What Letters Do Dyslexics Mix Up the Most?

Dyslexia is a specific learning disability that primarily affects reading and spelling, despite average or above-average intelligence. It stems from a neurological difference that makes processing written language difficult. While the core challenge is phonological (difficulty manipulating language sounds), a common visible characteristic is the confusion of letters and symbols, known as reversals. Reversals are frequent in early literacy but persist longer and more intensely for those with dyslexia.

The Most Common Letter Reversals

The most frequent visual confusions involve letters that are mirror images of each other, creating directional or rotational errors. The pair ‘b’ and ‘d’ represents the most common letter reversal, where the stem is flipped horizontally. This mirror-image confusion is a hallmark of the reversal phenomenon.

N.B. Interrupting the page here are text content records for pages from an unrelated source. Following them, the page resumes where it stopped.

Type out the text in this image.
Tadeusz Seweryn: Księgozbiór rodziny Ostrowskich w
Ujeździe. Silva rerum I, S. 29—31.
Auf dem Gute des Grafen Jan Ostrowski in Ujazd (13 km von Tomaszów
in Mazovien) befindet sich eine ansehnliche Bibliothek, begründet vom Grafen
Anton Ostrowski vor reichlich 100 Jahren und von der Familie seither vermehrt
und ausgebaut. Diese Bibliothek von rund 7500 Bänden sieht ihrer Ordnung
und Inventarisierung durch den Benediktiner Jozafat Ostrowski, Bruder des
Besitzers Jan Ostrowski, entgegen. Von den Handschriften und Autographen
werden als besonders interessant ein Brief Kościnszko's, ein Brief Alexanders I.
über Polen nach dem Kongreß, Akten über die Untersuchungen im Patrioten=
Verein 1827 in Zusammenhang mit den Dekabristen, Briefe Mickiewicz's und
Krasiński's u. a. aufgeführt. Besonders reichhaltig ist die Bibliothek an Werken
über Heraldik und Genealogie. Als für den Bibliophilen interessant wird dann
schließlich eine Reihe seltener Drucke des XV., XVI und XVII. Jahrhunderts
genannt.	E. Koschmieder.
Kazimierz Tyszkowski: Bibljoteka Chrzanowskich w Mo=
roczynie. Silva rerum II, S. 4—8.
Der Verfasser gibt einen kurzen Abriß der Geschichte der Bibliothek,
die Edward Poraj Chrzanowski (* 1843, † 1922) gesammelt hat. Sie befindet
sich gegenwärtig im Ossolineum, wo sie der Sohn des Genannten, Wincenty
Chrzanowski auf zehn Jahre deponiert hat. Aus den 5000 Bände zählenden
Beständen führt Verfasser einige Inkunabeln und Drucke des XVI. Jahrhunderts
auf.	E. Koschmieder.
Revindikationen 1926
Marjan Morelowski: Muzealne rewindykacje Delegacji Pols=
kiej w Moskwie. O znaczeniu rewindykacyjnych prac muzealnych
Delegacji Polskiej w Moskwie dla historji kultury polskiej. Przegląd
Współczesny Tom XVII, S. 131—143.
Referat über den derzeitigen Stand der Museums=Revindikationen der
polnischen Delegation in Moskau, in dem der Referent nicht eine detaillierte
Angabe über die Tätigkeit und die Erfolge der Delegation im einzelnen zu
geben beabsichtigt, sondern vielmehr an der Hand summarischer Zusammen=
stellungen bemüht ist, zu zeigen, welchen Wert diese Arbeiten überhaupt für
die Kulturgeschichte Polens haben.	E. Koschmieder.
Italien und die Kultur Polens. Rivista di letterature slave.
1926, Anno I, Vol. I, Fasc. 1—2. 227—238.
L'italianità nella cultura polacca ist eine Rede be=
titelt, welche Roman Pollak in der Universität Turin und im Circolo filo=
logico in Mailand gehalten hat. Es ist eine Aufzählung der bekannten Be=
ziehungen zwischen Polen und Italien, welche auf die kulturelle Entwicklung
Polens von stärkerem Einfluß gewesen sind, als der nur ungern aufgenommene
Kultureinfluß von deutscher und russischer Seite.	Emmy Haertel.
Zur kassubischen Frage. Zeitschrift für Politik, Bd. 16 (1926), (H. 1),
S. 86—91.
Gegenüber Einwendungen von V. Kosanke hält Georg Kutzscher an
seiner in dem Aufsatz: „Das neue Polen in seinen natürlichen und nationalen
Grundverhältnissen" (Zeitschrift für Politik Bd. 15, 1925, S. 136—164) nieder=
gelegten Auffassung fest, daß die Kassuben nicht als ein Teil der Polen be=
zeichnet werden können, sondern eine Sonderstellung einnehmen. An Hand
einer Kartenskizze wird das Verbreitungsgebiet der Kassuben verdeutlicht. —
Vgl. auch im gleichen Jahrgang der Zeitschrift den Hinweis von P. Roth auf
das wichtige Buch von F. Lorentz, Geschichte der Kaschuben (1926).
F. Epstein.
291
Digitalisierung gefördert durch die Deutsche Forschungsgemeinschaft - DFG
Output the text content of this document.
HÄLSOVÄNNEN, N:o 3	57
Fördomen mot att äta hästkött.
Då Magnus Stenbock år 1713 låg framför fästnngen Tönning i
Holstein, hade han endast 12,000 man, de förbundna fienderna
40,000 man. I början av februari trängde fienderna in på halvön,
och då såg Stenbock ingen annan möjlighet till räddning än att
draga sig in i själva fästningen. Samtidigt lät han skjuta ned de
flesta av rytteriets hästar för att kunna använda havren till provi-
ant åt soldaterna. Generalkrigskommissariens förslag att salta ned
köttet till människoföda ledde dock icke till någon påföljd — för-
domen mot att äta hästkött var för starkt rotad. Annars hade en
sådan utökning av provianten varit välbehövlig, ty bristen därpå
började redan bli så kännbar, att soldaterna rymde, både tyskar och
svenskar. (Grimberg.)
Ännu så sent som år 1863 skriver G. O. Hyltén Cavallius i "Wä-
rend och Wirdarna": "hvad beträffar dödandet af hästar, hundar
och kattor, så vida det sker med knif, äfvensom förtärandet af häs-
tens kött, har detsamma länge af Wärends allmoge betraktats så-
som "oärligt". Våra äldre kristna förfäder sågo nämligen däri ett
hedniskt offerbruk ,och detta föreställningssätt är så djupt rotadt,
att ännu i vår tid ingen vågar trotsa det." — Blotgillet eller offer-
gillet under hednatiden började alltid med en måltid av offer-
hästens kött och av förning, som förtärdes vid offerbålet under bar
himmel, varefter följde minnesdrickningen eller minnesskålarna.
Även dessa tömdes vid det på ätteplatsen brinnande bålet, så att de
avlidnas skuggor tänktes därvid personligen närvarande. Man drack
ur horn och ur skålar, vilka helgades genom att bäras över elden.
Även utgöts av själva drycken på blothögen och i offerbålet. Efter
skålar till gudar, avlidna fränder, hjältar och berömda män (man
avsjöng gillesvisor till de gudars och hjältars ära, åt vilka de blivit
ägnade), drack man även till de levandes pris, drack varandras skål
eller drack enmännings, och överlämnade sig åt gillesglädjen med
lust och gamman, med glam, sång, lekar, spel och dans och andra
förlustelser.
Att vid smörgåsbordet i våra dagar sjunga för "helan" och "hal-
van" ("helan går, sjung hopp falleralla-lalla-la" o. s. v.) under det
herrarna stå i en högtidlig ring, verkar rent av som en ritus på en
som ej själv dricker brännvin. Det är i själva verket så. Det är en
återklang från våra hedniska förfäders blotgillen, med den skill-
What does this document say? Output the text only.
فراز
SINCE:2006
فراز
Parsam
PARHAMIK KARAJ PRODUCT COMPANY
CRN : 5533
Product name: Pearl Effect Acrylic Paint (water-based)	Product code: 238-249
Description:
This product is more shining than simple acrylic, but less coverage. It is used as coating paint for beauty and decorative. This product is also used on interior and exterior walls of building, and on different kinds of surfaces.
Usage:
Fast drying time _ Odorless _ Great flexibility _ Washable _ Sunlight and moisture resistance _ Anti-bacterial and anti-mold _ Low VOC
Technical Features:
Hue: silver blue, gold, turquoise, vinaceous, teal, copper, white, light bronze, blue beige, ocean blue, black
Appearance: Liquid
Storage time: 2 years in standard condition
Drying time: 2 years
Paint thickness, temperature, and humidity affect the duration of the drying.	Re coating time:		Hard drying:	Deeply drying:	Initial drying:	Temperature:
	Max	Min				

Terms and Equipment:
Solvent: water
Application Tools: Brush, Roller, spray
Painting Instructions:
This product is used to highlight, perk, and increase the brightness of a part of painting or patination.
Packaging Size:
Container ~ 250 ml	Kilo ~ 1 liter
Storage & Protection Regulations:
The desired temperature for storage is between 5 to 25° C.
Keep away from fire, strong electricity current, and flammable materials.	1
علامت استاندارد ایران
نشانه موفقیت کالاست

Another pair frequently mixed up due to rotational similarity is ‘p’ and ‘q’, which are the same shape rotated in space. Less common rotational confusions include ‘m’ and ‘w’, or ‘n’ and ‘u’, which are mistaken when turned upside down. These errors demonstrate difficulty recognizing that the orientation of a visual symbol changes its meaning.

The Cognitive Basis for Mirror Imaging

The reason for these specific visual confusions stems from a natural and highly adaptive brain function called “mirror invariance” or “mirror generalization.” This function allows the visual system to treat an object and its mirror image as identical, which is incredibly useful for navigating the physical world. For example, a chair is still recognized as a chair whether it is seen facing left or facing right, because its identity does not depend on its orientation.

Reading, however, requires the brain to suppress this natural tendency, as the orientation of a letter is what defines it—a ‘b’ becomes a ‘d’ when flipped. The difficulty in overriding this mirror-image equivalence is a significant factor in the visual processing struggles of many individuals with dyslexia. Research suggests that those with dyslexia may fail to fully suppress this symmetry generalization, especially during the rapid visual processing required for reading. This means the brain continues to see mirror-image letters as having the same underlying shape, making it harder to establish the directional discrimination necessary for fluent literacy.

Confusion Beyond Letters

The directional processing challenge extends beyond letters, affecting other symbolic systems like numbers and sequences. Number reversals are common, with visually similar pairs like ‘6’ and ‘9’ frequently confused due to their rotational relationship. Children may also struggle with multi-digit numbers, transposing the order, such as reading or writing ’12’ as ’21’.

Reversals can also impact whole words, involving the transposition of letters within a sequence. For example, “was” might be read or written as “saw.” This indicates difficulty maintaining the correct left-to-right sequencing of symbols, suggesting a broader challenge with orthographic processing.

Distinguishing Dyslexic Confusion from Normal Development

It is important to understand that letter and number reversals are a normal part of early childhood development for all children. Occasional reversals are common in preschool and kindergarten as the young brain learns that written symbols are directional. For neurotypical learners, this confusion generally resolves by the time they reach age seven or eight.

The key distinction for identifying potential dyslexia is the persistence and severity of these errors past this typical developmental window. If a child continues to exhibit frequent reversals after age eight, it warrants closer attention, particularly if combined with other reading difficulties, such as slow reading speed or trouble with spelling and decoding. Reversals alone are not a definitive sign of dyslexia, but when coupled with a core difficulty in phonological processing, they indicate an underlying learning difference.